Year Ballots Players per Ballot
2012 114 4.85
2013 168 6.52
2014 92 9.34

In 2012, the average ballot had fewer than 5 names, but now it’s more than 9. So the overall bar is effectively lower running my original model (assuming the bar would be after any of the voter’s choices) now than it was in 2013 or 2012.
Instant runoff voting looks like it would help accelerate getting players into the Hall of Fame, and using that process in years where there are not particularly strong candidates would de facto lower standards.

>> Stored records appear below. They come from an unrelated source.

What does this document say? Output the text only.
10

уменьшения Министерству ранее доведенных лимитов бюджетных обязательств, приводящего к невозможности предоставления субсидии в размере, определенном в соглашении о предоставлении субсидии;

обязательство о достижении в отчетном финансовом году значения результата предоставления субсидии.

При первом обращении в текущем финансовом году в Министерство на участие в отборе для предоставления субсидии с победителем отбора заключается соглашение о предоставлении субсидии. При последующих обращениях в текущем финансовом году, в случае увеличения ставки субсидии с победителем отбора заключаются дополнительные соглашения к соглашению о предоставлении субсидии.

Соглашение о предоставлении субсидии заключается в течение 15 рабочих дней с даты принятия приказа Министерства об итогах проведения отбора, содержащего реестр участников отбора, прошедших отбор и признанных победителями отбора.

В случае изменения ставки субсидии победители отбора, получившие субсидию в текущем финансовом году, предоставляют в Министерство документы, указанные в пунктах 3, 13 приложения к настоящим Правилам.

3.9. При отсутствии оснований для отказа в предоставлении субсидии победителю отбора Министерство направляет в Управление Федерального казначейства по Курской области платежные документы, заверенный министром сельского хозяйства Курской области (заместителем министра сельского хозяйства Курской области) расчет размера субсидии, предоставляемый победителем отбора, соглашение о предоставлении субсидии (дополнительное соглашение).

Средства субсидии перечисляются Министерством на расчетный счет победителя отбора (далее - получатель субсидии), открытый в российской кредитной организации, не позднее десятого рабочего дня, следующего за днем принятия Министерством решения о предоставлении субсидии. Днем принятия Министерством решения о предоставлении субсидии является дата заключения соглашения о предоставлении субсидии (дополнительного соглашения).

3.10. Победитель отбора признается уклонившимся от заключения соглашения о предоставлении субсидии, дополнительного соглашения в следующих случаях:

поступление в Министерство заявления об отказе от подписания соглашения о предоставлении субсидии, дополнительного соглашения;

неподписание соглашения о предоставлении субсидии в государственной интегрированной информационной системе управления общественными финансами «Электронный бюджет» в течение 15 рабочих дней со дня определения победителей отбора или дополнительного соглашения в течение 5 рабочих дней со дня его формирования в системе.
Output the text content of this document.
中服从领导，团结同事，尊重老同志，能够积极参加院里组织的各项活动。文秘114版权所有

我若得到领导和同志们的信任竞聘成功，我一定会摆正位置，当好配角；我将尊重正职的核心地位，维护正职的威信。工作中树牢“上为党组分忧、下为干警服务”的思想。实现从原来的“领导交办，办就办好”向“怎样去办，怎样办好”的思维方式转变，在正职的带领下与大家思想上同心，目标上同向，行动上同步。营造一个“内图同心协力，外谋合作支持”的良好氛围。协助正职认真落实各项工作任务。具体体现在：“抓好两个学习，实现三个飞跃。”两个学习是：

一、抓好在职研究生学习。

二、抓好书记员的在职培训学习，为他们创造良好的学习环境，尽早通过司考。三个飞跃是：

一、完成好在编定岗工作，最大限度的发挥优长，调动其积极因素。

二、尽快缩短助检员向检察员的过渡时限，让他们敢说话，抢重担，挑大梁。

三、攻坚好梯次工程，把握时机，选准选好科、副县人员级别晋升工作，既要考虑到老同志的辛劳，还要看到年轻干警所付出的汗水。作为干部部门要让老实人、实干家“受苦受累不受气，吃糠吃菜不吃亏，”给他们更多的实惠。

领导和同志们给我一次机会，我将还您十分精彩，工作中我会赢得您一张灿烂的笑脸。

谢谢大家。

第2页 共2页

Consider that Lee Smith very likely gets in using this model on 2012 data, and both Alan Trammell and Edgar Martinez sometimes make it, yet none of them come close in 2013 or 2014 as the ballot gets more crowded.
I do reiterate that the public ballots are a small, non-representative subset of the overall Hall of Fame electorate, but for 2012 and 2013, where there are actual vote percentages, I did use them instead of sample percentages in weighting whether to use a player to fill out a ballot, or deciding whether he goes above or below the line.It is an interesting variant on the voting process, and it might be good to apply it in years when the BBWAA does not elect anybody as an attempt to ensure at least one living player gets inducted each summer. I’m sure Cooperstown’s hotel managers would appreciate that!